Genelde yürüye yürüye oynanan bir maç. Çok aralarda bir kıpırdama oluyor ama tempo 10 üzerinden değerlendirsek 4'ü geçmedi. Galatasaray yürüye yürüye oynarken 3-0 öne geçti. Sonra Konya baktı ki bu iş olmayacak biraz koşalım dediler. O sırada Okan, oyuncu değişiklikleri yaptı ve Konya kendini göstermeye başladı son 15 dakikada. Başladı da rakip maçın başından itibaren zaten 9 kişi oynadı. Biri Icardi, diğeri Sane. Okan, ikisini de çıkarmadı.
Bunların herhalde antrenmanları eksik, 'maçla bunu kapattırayım' dedi. Mutlaka Liverpool maçını düşünüyordur. Maç 3-1 olduğunda bile Galatasaray'da bir panik başladı; 'Bir gol yerse 3-2 olursa ne olur' diye. Yani bu kadar paralar veriyorsunuz, rakiplerinizle kalite farkınız çok fazla ve net ağırlığınızı hissettiremiyorsunuz. Çünkü niye, Galatasaray'da takım oyunu yok, ferdi oynuyorlar. Allah var iyi oyuncuları var, onunla maç kazanıyorlar. Galatasaray'da iyiler kimdi Yunus ve Torreira. Zaman zaman da kaleci Uğurcan iyi işler yaptı. Şu net, Galatasaray'ın kadro yapısı Türkiye liginin çok üzerinde. Şampiyonlar Ligi'ne yeter mi Şu görüntüde yetmez. İlk maçta da bunu gördük. Düşünün o Frankfurt takımı, önceki gün sıradan bir rakibe sahasında 4-3 yenildi.

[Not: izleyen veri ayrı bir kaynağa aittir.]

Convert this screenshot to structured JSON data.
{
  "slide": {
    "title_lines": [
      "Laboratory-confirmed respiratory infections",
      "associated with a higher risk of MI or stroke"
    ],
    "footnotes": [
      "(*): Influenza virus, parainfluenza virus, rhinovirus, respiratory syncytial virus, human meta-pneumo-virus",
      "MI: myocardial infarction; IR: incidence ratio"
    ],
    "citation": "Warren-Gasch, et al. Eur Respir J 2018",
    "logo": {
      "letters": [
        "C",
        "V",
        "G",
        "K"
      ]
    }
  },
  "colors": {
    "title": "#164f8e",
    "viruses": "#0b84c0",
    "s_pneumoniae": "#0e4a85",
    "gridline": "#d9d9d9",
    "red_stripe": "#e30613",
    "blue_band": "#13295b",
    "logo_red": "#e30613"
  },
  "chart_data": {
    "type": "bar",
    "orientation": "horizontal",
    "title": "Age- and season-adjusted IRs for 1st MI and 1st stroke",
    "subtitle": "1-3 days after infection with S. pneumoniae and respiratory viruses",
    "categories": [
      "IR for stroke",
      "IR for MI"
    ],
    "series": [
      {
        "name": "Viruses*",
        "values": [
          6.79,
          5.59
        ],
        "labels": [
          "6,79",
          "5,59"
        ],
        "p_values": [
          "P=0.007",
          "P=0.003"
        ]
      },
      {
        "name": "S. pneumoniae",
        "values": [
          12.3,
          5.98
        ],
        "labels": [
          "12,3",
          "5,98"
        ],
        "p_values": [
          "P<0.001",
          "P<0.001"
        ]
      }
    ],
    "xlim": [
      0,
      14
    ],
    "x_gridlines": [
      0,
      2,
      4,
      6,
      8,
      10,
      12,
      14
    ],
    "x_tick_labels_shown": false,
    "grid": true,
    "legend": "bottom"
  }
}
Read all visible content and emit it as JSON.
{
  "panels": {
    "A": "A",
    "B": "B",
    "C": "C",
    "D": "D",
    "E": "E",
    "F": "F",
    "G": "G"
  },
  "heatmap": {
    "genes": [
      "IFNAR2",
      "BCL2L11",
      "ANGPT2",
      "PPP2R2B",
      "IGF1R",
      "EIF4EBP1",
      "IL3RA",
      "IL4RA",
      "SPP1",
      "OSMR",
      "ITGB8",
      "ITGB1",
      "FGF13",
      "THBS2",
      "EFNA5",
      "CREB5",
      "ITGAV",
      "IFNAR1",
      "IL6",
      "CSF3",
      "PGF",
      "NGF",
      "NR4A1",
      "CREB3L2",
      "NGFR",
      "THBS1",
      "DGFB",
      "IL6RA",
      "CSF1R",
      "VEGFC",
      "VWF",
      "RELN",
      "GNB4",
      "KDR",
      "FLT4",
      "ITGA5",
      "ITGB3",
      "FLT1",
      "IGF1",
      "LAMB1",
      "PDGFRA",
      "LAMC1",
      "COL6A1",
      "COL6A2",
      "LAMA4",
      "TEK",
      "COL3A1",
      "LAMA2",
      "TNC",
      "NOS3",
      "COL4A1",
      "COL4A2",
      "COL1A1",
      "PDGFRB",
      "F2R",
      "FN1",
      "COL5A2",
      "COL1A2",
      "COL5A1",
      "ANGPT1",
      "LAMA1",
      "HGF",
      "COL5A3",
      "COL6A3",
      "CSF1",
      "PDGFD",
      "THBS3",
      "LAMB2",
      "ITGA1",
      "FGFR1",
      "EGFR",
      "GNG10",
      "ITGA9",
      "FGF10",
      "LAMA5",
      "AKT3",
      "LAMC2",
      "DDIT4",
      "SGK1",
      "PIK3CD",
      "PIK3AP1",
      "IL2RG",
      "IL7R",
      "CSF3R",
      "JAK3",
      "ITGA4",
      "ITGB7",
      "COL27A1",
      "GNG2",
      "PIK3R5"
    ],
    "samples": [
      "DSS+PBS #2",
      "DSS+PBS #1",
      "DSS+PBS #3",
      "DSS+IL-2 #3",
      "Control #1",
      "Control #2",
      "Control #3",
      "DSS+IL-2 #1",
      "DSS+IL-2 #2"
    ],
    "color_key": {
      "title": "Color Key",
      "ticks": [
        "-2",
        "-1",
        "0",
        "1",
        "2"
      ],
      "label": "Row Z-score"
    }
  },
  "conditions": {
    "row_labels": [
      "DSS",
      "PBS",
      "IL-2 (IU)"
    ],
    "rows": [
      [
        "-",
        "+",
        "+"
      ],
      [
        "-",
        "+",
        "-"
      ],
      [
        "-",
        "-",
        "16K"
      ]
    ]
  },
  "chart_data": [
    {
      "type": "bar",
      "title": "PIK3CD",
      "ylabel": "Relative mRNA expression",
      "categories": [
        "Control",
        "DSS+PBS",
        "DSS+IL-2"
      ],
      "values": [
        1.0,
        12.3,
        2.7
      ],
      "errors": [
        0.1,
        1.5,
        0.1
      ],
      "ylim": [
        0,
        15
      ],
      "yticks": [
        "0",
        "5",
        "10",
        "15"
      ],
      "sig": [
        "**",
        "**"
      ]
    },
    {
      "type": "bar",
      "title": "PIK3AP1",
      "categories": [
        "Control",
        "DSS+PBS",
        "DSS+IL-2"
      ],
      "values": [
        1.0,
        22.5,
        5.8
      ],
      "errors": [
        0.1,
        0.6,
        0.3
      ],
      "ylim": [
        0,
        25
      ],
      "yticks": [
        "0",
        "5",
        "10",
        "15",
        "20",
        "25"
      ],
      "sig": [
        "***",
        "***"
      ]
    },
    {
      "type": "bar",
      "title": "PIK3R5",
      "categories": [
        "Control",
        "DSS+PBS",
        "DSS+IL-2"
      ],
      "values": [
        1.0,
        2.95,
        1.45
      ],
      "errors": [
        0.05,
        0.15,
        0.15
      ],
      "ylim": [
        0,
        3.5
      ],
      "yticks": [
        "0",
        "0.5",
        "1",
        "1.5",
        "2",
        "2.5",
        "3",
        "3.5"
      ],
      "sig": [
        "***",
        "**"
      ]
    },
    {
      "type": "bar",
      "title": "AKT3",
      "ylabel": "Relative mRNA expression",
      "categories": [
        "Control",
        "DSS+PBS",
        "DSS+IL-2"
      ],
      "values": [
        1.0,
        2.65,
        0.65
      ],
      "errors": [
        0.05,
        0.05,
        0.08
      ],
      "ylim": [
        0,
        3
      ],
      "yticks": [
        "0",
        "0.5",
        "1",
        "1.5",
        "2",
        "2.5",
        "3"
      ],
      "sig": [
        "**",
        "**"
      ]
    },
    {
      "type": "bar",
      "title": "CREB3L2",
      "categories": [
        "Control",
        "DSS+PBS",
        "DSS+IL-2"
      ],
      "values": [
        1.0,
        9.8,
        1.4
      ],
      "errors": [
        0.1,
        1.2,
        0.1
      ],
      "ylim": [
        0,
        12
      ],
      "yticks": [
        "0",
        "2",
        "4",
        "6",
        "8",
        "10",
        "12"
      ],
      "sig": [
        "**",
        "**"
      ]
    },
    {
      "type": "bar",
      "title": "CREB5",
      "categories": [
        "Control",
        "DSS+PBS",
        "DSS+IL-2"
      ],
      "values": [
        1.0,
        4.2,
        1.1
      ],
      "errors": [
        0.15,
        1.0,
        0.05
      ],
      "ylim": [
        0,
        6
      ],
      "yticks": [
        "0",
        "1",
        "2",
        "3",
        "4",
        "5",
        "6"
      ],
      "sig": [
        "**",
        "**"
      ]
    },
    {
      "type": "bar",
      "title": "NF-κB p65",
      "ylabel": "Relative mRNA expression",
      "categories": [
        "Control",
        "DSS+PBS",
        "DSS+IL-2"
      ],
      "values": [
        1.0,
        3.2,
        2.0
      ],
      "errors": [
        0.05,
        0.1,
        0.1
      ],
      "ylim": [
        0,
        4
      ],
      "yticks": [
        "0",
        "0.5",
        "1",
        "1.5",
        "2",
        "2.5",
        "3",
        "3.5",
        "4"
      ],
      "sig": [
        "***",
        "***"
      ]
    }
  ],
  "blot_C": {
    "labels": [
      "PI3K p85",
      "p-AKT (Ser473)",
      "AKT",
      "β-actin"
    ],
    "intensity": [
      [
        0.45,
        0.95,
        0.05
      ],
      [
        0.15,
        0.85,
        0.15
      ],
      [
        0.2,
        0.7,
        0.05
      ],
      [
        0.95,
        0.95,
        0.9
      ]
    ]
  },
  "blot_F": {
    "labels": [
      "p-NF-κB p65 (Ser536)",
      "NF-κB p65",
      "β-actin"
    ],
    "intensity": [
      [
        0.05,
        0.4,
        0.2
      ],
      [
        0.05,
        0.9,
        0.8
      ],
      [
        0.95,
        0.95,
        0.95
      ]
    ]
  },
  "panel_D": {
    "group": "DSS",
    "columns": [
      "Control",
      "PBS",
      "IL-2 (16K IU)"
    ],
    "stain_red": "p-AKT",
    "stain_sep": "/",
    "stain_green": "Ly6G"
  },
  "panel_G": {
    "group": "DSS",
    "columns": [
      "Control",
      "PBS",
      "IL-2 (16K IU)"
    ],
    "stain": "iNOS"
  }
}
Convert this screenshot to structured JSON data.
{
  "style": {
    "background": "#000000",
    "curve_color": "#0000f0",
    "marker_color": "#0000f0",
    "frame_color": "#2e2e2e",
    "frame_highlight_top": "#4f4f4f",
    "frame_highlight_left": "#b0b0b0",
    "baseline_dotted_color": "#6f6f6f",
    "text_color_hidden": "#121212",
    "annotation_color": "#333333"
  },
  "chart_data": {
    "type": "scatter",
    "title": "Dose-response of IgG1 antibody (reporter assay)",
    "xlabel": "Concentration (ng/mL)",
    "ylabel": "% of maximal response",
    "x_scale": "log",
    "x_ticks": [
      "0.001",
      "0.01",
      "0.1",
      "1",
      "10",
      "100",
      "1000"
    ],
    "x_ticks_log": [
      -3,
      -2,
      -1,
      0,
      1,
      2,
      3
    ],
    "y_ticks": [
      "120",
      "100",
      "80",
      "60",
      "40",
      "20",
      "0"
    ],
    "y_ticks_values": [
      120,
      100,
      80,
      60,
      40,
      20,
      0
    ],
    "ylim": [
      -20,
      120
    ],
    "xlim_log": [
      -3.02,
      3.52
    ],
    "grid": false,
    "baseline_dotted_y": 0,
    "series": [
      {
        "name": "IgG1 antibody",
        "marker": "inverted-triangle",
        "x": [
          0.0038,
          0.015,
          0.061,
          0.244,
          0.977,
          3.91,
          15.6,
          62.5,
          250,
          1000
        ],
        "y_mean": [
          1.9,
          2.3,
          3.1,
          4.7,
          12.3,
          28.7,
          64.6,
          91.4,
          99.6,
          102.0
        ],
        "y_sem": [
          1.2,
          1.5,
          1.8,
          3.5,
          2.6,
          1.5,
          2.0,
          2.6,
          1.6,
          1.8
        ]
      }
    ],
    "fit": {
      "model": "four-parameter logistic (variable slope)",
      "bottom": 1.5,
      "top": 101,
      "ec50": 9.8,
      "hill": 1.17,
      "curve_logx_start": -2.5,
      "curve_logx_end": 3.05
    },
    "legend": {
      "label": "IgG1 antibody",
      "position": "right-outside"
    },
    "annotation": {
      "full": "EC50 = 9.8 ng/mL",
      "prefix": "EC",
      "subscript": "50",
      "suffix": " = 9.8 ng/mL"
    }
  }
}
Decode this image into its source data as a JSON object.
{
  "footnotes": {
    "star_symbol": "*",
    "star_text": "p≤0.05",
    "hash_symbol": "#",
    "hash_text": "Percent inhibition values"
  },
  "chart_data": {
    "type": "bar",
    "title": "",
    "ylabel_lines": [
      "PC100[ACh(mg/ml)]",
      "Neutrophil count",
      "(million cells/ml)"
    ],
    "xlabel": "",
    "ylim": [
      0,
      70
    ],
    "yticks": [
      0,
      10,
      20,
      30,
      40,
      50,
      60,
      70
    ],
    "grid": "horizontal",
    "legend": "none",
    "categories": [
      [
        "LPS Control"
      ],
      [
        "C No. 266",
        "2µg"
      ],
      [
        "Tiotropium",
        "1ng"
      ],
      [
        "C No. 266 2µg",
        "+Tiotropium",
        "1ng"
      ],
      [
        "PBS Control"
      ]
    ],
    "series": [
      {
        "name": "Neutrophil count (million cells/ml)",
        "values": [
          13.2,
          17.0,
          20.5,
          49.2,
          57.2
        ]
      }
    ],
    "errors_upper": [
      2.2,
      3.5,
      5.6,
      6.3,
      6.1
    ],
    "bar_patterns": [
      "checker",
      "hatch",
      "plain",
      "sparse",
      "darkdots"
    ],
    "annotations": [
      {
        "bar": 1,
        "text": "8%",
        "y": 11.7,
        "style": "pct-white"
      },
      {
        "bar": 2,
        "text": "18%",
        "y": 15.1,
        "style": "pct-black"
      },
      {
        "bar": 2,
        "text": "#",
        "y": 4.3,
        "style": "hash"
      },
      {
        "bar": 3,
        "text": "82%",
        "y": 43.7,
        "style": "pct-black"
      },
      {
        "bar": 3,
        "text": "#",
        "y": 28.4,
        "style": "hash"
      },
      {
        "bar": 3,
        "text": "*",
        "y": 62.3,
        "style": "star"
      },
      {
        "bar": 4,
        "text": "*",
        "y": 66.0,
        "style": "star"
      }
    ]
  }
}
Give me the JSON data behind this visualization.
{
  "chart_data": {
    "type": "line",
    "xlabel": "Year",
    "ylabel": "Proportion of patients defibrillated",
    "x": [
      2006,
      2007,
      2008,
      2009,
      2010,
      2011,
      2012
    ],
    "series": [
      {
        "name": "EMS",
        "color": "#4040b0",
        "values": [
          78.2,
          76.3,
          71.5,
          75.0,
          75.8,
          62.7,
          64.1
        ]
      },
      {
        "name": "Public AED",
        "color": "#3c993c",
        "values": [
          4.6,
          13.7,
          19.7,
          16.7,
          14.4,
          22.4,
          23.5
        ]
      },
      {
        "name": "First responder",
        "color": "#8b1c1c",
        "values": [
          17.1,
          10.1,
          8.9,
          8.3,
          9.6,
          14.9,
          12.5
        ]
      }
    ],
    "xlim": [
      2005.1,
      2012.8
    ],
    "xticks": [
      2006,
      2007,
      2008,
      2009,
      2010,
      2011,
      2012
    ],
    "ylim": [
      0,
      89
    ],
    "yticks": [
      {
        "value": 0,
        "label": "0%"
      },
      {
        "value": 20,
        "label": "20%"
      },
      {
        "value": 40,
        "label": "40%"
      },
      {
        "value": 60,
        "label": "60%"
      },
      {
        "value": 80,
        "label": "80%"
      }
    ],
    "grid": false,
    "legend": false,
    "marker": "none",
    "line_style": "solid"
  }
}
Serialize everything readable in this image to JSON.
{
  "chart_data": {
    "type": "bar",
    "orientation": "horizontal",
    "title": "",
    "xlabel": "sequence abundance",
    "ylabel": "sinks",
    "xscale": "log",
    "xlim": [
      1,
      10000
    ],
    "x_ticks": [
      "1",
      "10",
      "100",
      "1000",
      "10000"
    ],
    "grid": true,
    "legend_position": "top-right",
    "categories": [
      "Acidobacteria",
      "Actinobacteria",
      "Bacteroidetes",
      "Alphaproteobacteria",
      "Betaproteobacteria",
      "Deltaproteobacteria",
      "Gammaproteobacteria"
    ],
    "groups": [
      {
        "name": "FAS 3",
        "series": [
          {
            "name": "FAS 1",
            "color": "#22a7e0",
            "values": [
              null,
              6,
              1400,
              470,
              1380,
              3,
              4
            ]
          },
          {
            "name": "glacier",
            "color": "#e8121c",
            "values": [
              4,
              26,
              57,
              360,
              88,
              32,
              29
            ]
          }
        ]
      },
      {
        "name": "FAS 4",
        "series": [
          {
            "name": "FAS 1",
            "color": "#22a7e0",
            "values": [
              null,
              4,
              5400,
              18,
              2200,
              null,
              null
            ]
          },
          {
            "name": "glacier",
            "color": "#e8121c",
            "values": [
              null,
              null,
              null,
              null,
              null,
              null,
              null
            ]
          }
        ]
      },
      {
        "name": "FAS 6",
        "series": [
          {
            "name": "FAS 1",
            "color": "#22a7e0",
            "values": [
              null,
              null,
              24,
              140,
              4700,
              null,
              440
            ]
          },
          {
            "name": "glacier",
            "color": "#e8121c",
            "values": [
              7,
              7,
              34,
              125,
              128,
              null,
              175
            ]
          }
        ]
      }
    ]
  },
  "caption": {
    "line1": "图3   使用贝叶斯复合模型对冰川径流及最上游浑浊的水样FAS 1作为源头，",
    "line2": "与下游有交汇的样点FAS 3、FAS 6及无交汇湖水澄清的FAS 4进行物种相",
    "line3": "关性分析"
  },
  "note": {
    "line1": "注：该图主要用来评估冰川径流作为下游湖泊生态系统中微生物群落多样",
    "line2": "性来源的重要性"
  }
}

Bazı taraftarlar Alman milli takım hocasının verdiği beyanata kızıyorlar ama normal! Biz doğruları fazla sevmiyoruz, hep yıkama, yağlama olacak. Maçın hakemi hiç zorlanmadan iyi bir maç yönetti. Torreira'nın maçın başında gördüğü kart tartışılıyor. Sarı mı kırmızı mı diye Ben sarıdan yanayım. Kasıtlı değil, pozisyon icabıydı. 90'dan sonra Galatasaraylı futbolculara kramplar girdi. Bu şunu gösterir, iyi hazırlık dönemi geçirmemişler. Bu olay eğer önemsenmezse sakatlıkları getirir. Düşünüyorum da akşam saat 8'de böyle kalitesiz maçta tribünler dolu. Helal olsun bu taraftarlara. Bu maçlar için büyük paralar verip, büyük eziyetlere katlanıp, bir de uykusuz kalıyorlar.